#include <stdio.h>
void main(void)
{
int a;
int result;
int sum = 0;
printf("Enter a number: ");
scanf("%d", &a);
for( int i = 1; i <= 4; i++ )
{
result = a ^ i;
sum += result;
}
printf("%d\n", sum);
}
Why is ^ not working as the power operator?
Well, first off, the ^ operator in C/C++ is the bit-wise XOR. It has nothing to do with powers.
Now, regarding your problem with using the pow() function, some googling shows that casting one of the arguments to double helps:
result = (int) pow((double) a,i);
Note that I also cast the result to int as all pow() overloads return double, not int. I don't have a MS compiler available so I couldn't check the code above, though.
Since C99, there are also float and long double functions called powf and powl respectively, if that is of any help.
In C ^ is the bitwise XOR:
0101 ^ 1100 = 1001 // in binary
There's no operator for power, you'll need to use pow function from math.h (or some other similar function):
result = pow( a, i );
First of all ^ is a Bitwise XOR operator not power operator.

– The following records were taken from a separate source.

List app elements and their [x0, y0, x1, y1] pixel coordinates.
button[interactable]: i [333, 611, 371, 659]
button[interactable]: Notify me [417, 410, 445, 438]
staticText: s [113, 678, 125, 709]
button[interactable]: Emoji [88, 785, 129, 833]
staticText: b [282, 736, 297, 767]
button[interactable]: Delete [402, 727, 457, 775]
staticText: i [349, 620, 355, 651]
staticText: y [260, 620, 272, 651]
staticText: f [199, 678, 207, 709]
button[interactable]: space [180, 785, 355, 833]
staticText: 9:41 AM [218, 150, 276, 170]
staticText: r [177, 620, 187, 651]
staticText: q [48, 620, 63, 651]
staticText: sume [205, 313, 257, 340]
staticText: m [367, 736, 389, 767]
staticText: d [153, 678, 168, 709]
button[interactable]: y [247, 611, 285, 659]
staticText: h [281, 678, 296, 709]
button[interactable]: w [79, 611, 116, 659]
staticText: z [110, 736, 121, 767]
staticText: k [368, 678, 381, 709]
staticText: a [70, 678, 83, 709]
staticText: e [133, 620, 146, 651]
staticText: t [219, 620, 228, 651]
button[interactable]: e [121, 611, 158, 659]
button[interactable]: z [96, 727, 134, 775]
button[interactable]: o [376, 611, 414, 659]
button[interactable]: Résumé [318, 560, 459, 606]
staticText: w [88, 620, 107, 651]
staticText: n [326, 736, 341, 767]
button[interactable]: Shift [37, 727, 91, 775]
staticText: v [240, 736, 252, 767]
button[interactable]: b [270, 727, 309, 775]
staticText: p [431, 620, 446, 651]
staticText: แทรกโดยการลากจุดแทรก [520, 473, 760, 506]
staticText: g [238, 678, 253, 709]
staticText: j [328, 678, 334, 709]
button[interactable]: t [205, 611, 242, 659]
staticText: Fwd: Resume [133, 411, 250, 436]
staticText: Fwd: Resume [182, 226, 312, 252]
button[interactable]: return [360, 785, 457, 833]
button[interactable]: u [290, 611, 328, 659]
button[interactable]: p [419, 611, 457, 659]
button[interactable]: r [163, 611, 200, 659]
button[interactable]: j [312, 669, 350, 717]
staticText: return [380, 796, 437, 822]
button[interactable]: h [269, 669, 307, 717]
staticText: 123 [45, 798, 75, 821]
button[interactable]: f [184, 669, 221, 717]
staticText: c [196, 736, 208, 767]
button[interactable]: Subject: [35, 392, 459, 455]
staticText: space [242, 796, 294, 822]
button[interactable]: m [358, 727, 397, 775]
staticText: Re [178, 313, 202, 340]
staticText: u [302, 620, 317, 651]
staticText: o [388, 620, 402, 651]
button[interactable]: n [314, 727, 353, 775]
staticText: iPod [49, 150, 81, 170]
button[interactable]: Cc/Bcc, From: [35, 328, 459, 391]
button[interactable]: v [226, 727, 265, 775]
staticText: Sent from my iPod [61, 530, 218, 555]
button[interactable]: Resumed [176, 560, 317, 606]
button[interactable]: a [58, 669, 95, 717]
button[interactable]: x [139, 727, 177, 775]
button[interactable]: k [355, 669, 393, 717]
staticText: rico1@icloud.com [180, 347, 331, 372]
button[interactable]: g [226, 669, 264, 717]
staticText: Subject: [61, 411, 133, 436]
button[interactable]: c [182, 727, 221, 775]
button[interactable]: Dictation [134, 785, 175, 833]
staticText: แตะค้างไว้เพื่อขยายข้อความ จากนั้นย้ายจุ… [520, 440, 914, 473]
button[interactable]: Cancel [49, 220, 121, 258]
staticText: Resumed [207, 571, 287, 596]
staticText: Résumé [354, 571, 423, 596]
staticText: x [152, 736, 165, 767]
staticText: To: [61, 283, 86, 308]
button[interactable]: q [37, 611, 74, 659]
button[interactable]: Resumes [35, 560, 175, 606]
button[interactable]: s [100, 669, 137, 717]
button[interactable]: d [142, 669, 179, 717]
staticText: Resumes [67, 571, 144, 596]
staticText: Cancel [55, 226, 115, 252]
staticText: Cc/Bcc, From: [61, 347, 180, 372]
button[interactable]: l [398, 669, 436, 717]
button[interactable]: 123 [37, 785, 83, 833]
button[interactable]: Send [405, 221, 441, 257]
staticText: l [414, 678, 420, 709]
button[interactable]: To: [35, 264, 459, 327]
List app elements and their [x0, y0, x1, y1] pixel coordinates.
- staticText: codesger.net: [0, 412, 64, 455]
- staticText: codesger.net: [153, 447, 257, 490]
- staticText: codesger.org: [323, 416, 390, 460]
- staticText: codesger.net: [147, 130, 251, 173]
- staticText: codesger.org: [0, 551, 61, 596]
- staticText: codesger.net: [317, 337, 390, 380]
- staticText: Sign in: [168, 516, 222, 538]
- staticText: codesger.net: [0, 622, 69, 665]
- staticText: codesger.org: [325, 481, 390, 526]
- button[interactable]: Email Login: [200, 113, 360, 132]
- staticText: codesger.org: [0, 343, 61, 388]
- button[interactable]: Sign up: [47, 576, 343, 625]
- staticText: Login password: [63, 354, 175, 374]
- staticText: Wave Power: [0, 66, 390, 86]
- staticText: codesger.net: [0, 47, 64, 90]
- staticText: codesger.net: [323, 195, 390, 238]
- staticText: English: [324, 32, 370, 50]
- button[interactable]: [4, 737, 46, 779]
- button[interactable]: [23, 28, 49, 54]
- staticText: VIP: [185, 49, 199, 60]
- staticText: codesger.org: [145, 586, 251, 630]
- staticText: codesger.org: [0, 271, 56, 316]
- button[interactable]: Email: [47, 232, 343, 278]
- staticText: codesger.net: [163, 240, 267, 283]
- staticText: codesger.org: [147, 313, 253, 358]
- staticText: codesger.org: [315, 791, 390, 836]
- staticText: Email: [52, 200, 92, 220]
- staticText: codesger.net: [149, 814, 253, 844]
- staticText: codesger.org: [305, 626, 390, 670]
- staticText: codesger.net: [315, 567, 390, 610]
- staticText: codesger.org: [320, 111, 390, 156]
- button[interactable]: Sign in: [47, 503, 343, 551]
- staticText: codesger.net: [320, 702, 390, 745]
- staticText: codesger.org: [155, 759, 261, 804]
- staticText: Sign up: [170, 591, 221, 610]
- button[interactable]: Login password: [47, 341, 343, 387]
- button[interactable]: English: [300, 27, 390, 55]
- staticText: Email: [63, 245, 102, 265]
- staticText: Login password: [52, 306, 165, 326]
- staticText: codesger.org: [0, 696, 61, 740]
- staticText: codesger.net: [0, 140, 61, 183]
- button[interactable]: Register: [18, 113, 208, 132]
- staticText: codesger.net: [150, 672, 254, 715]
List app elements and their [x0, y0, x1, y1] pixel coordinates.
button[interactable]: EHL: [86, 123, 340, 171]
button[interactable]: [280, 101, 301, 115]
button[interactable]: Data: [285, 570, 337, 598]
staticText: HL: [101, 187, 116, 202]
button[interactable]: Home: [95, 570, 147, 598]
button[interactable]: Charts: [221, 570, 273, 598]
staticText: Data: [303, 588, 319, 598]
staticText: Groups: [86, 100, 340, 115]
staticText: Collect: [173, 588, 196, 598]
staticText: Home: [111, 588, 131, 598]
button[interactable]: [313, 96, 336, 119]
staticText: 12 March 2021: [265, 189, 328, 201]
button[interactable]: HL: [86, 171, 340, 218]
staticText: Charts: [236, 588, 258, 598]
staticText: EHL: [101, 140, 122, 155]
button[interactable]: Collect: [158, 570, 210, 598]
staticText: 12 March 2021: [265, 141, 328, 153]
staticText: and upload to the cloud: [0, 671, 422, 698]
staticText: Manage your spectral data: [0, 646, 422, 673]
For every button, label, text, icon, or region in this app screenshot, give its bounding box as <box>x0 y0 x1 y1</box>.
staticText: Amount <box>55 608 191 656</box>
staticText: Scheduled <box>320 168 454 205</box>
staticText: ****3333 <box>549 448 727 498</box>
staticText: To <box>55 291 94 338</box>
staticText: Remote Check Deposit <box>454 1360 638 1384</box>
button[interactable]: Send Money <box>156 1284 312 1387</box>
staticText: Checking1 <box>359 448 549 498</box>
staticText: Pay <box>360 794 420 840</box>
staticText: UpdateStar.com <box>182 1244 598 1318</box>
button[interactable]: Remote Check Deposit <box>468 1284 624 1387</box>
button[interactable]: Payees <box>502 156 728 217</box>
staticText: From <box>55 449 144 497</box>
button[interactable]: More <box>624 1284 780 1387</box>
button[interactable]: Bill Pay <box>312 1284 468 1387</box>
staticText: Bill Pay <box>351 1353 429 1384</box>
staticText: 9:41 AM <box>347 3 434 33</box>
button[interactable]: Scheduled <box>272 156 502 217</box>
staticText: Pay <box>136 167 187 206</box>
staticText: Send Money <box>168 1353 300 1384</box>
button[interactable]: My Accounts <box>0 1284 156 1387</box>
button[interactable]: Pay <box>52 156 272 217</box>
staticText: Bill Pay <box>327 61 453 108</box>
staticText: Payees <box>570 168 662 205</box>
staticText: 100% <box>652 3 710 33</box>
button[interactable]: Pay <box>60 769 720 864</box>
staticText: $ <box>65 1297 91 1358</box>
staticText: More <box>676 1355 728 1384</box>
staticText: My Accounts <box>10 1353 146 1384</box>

You can use other things to find power of any number. You can use for loop to find power of any number
Here is a program to find x^y i.e. xy
double i, x, y, pow;
x = 2;
y = 5;
pow = 1;
for(i=1; i<=y; i++)
{
pow = pow * x;
}
printf("2^5 = %lf", pow);
You can also simply use pow() function to find power of any number
double power, x, y;
x = 2;
y = 5;
power = pow(x, y); /* include math.h header file */
printf("2^5 = %lf", power);
pow() doesn't work with int, hence the error "error C2668:'pow': ambiguous call to overloaded function"
http://www.cplusplus.com/reference/clibrary/cmath/pow/
Write your own power function for ints:
int power(int base, int exp)
{
int result = 1;
while(exp) { result *= base; exp--; }
return result;
}
include math.h and compile with gcc test.c -lm
It's not working because c as well as c++ do not have any operators to perform power operations.
What you can do is, you can use math.h library and use pow function. There is a Function for this instead of the operator.
` #include<stdio.h>
#include<math.h>
int main(){
int base = 3;
int power = 5;
pow(double(base), double(power));
return 0;
}`
You actually have to use pow(number, power);. Unfortunately, carats don't work as a power sign in C. Many times, if you find yourself not being able to do something from another language, its because there is a diffetent function that does it for you.
There is no way to use the ^ (Bitwise XOR) operator to calculate the power of a number.
Therefore, in order to calculate the power of a number we have two options, either we use a while loop or the pow() function.
1. Using a while loop.
#include <stdio.h>
int main() {
int base, expo;
long long result = 1;
printf("Enter a base no.: ");
scanf("%d", &base);
printf("Enter an exponent: ");
scanf("%d", &expo);
while (expo != 0) {
result *= base;
--expo;
}
printf("Answer = %lld", result);
return 0;
}
2. Using the pow() function
#include <math.h>
#include <stdio.h>
int main() {
double base, exp, result;
printf("Enter a base number: ");
scanf("%lf", &base);
printf("Enter an exponent: ");
scanf("%lf", &exp);
// calculate the power of our input numbers
result = pow(base, exp);
printf("%.1lf^%.1lf = %.2lf", base, exp, result);
return 0;
}
If you are trying to calculate the power of base 2, you can use the bitwise shift operator to calculate the power. For example, say you wanted to calculate 2 to the power of 8.
2 << 7
For integer exponent, you may simply write your implementation of pow()
int myPow(int x, int n)
{
if (n == 0) return 1;
return x * myPow(x, n - 1);
}
All the solutions here, except for the ones that use math.h will not work for fractional powers.
The last example here is by far the worst and acctually copy'n'paste. It is not only slow but it will break stuff at some point. Just use the math.h with pow() as already stated and that's good enough. If you are not allowed to use math.h, use a tail-recursive function, that saves the current operation result in an accumulator and returns the accumulator at the end, thus avoiding exploding function calls due to extensive traces.